Many countries are in need of immigrant workers after the pandemic. For instance, the Ministry of Labor and Employment in South Korea has announced a plan to seek 110,000 foreign workers as a consequence of the country’s demographic problem. Still, business insiders said that such a number could still only satisfy about 20% of real-life demand.

As a result of this policy, the number of people signing up for Loan’s Korean course has increased two to three times. Earlier this month, as many as 23,500 people registered for a test, conducted under the Employment Permit System (EPS), to recruit laborers to work in South Korea, which was the highest number in 10 years.

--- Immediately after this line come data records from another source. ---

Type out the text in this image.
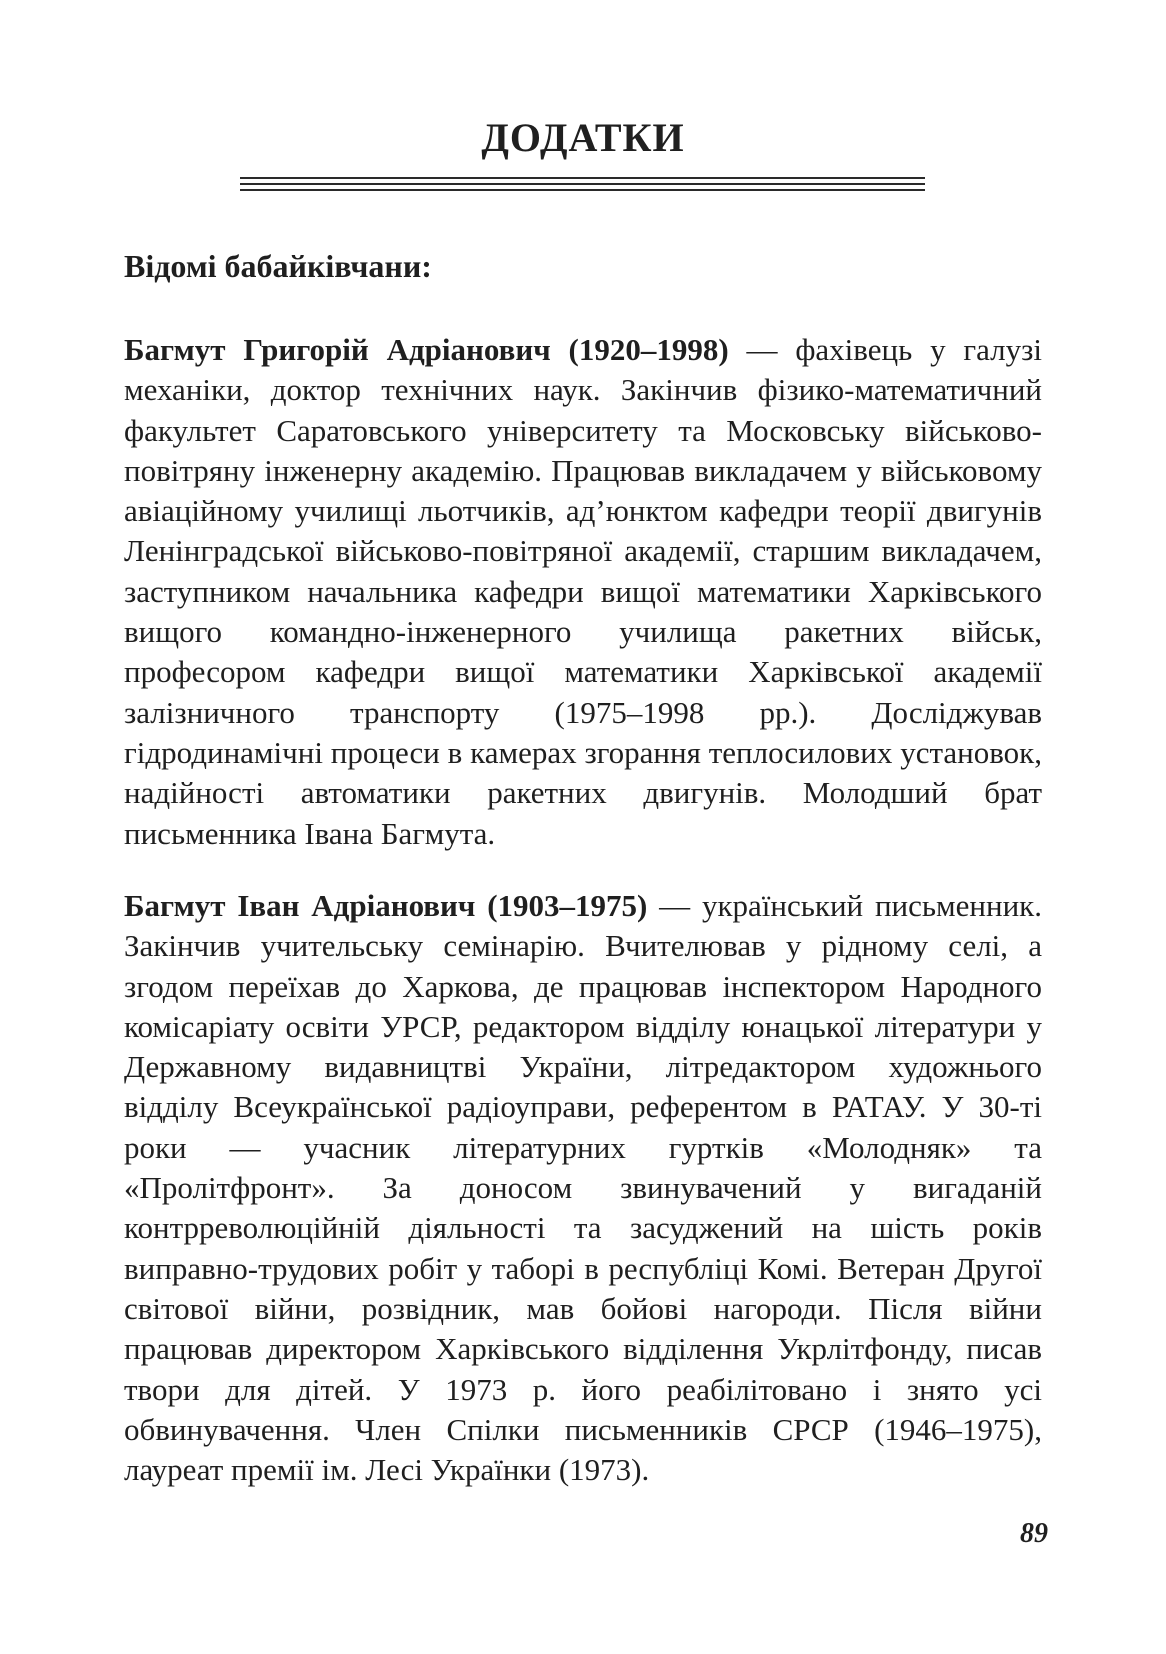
ДОДАТКИ
Відомі бабайківчани:

Багмут Григорій Адріанович (1920–1998) — фахівець у галузі механіки, доктор технічних наук. Закінчив фізико-математичний факультет Саратовського університету та Московську військово-повітряну інженерну академію. Працював викладачем у військовому авіаційному училищі льотчиків, ад’юнктом кафедри теорії двигунів Ленінградської військово-повітряної академії, старшим викладачем, заступником начальника кафедри вищої математики Харківського вищого командно-інженерного училища ракетних військ, професором кафедри вищої математики Харківської академії залізничного транспорту (1975–1998 рр.). Досліджував гідродинамічні процеси в камерах згорання теплосилових установок, надійності автоматики ракетних двигунів. Молодший брат письменника Івана Багмута.

Багмут Іван Адріанович (1903–1975) — український письменник. Закінчив учительську семінарію. Вчителював у рідному селі, а згодом переїхав до Харкова, де працював інспектором Народного комісаріату освіти УРСР, редактором відділу юнацької літератури у Державному видавництві України, літредактором художнього відділу Всеукраїнської радіоуправи, референтом в РАТАУ. У 30-ті роки — учасник літературних гуртків «Молодняк» та «Пролітфронт». За доносом звинувачений у вигаданій контрреволюційній діяльності та засуджений на шість років виправно-трудових робіт у таборі в республіці Комі. Ветеран Другої світової війни, розвідник, мав бойові нагороди. Після війни працював директором Харківського відділення Укрлітфонду, писав твори для дітей. У 1973 р. його реабілітовано і знято усі обвинувачення. Член Спілки письменників СРСР (1946–1975), лауреат премії ім. Лесі Українки (1973).

89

A 38-year-old man from Hung Yen studies Korean before attending the EPS test in May 2023. Photo by VnExpress/Quynh Nguyen

A 38-year-old man from the northern province of Hung Yen studies Korean before attending the EPS test in May 2023. Photo by VnExpress/Quynh Nguyen

Vu Quang Thanh, vice president of the Hanoi Center for Employment Service, said there were myriad reasons for university degree holders to apply to work abroad. While many are motivated by the idea of changing their environment, most are motivated by financial reasons.

"Working abroad is a good idea if you want to earn a higher income," he said.

Thanh believes that high-skilled workers can definitely find foreign companies offering good benefits. However, other less competent workers could find it harder to earn competitive salaries, he added.

In order to prevent skilled workers from relocating to other countries, which may lower domestic productivity, Le Quang Trung, former deputy head of the Department of Employment at the Ministry of Labor, Invalids and Social Affairs, said that authorities and companies have to come up with policies and laws that better train, use, and help laborers improve.

He suggested that university graduates generally want to have a job that allows them to have a good working environment and attractive salaries.

"When either of these requirements is not met, it is understandable that they seek other chances," he said. "Meanwhile, companies can save recruitment and training costs if they manage to make their employees loyal."

Young people should also start thinking about the major they want to pursue and their career choices from middle school, in order to not be confused about their desires and strengths after graduation, suggested Trung.

Thanh added that those who are interested in going to work abroad have to think carefully, as not everyone can improve their skills during their time abroad and then find better job opportunities after returning.

"Laborers need to calculate and prepare career-oriented skills in order not to be disappointed after coming back," he said.

Quoc Anh, 28, a Ha Nam resident, experienced just this problem.

Five years ago, he graduated from a university in Hanoi. His major was economics. He chose to immediately go to South Korea for work because he wanted to make money quickly. After some time, he returned to Vietnam with a savings of VND200 million.

Being confident with his university and his experiences working for companies in South Korea, he has always asked the multinational companies he applied to for competitive salaries and high-ranking positions. He has been turned down many times, due to his lack of realistic experiences and basic Korean-language skills. One year has passed since he returned to Vietnam, and he is still unemployed. And he has already used up almost all of his savings.

"I’m still confused about my career path. I plan to go work abroad again, and I hope the situation will be better this time," Quoc Anh said with a sigh.